Health Care Clinic Director Sentenced for Role in $63 Million Health Care Fraud Scheme
A former health care clinic director and licensed clinical psychologist at defunct health provider Health Care Solutions Network Inc. (HCSN) was sentenced today in Miami to serve 135 months in prison for her central role in a fraud scheme that resulted in more than $63 million in fraudulent claims to Medicare and Florida Medicaid.
Acting Assistant Attorney General Mythili Raman of the Justice Department’s Criminal Division; U.S. Attorney Wifredo A. Ferrer of the Southern District of Florida; Special Agent in Charge Michael B. Steinbach of the FBI’s Miami Field Office; and Special Agent in Charge Christopher B. Dennis of the Miami office of the U.S. Department of Health and Human Services’s Office of Inspector General (HHS-OIG) made the announcement.
Alina Feas, 53, of Miami, was sentenced by U.S. District Judge Cecilia M. Altonaga in the Southern District of Florida. In addition to her prison term, Feas was sentenced to three years of supervised release and ordered to pay $24.1 million in restitution.
On May 7, 2013, Feas pleaded guilty to one count of conspiracy to commit health care fraud and one substantive health care fraud count. During the course of the conspiracy, Feas was employed as a therapist and clinical director of HCSN’s Partial Hospitalization Program (PHP). A PHP is a form of intensive treatment for severe mental illness.
HCSN of Florida (HCSN-FL) operated community mental health centers at two locations. In her capacity as clinical director, Feas oversaw the entire clinical program and supervised therapists and other HCSN-FL personnel. She also conducted group therapy sessions when therapists were absent, and she was aware that HCSN-FL paid illegal kickbacks to owners and operators of Miami-Dade County Assisted Living Facilities (ALF) in exchange for patient referral information to be used to submit false and fraudulent claims to Medicare and Medicaid. Feas also knew that many of the ALF referral patients were ineligible for PHP services because many patients suffered from mental retardation, dementia and Alzheimer's disease.
Feas submitted claims to Medicare for individual therapy she purportedly provided to HCSN-FL patients using her personal Medicare provider number, knowing that HCSN-FL was simultaneously billing the same patients for PHP services. She continued to bill Medicare under her personal provider number while an HCSN community health center in North Carolina (HCSN-NC) simultaneously submitted false and fraudulent PHP claims.
Feas was also aware that HCSN-FL personnel were fabricating patient medical records. Many of these medical records were created weeks or months after the patients were admitted to HCSN-FL for purported PHP treatment and were used to support false and fraudulent billing to government-sponsored health care benefit programs, including Medicare and Florida Medicaid. During her employment at HCSN-FL, Feas signed fabricated PHP therapy notes and other medical records used to support false claims to government-sponsored health care programs.
At HCSN-NC, Feas was aware that her co-conspirators were fabricating medical records to support the fraudulent claims she was causing to be submitted to Medicare on behalf of HCSN-NC. She knew that a majority of the fabricated notes were created at the HCSN-FL facility for patients admitted into the PHP at HCSN-NC. In some instances, Feas signed therapy notes and other medical records even though she never provided services in HCSN-NC’s PHP.

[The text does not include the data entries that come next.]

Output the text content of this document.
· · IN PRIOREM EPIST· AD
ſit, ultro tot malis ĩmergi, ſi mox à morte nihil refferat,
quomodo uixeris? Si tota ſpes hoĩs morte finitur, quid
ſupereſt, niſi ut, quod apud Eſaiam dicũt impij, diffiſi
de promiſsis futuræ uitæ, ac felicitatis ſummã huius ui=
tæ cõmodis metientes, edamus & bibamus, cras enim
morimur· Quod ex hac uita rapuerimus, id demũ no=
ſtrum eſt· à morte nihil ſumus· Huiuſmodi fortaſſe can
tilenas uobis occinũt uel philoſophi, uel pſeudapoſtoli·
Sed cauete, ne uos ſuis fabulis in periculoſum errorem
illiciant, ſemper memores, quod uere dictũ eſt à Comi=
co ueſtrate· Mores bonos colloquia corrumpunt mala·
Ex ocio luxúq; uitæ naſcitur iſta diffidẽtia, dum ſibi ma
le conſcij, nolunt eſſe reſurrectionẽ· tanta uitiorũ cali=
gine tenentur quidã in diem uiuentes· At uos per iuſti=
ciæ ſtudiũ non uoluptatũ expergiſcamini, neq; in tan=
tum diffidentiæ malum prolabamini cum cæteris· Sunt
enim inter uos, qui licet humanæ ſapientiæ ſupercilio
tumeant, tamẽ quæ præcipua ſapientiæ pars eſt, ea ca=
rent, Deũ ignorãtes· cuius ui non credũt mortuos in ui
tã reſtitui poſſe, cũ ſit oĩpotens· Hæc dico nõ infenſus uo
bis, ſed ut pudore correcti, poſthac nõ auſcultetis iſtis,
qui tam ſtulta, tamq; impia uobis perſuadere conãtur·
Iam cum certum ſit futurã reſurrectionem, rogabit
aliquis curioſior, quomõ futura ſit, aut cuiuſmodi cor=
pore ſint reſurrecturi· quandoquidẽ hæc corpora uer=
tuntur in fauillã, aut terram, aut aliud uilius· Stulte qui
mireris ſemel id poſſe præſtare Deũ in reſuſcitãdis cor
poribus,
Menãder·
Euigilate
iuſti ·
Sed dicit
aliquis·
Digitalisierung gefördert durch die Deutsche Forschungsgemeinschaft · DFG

From 2004 through 2011, HCSN billed Medicare and the Medicaid program more than $63 million for purported mental health services.
This case is being investigated by the FBI and HHS-OIG and was brought as part of the Medicare Fraud Strike Force, supervised by the Criminal Division's Fraud Section and the U.S. Attorney's Office for the Southern District of Florida. This case was prosecuted by Trial Attorneys Allan J. Medina, former Special Trial Attorney William Parente and Deputy Chief Benjamin D. Singer of the Criminal Division’s Fraud Section.
Since its inception in March 2007, the Medicare Fraud Strike Force, now operating in nine cities across the country, has charged more than 1,500 defendants who have collectively billed the Medicare program for more than $5 billion. In addition, HHS’s Centers for Medicare & Medicaid Services, working in conjunction with HHS-OIG, is taking steps to increase accountability and decrease the presence of fraudulent providers.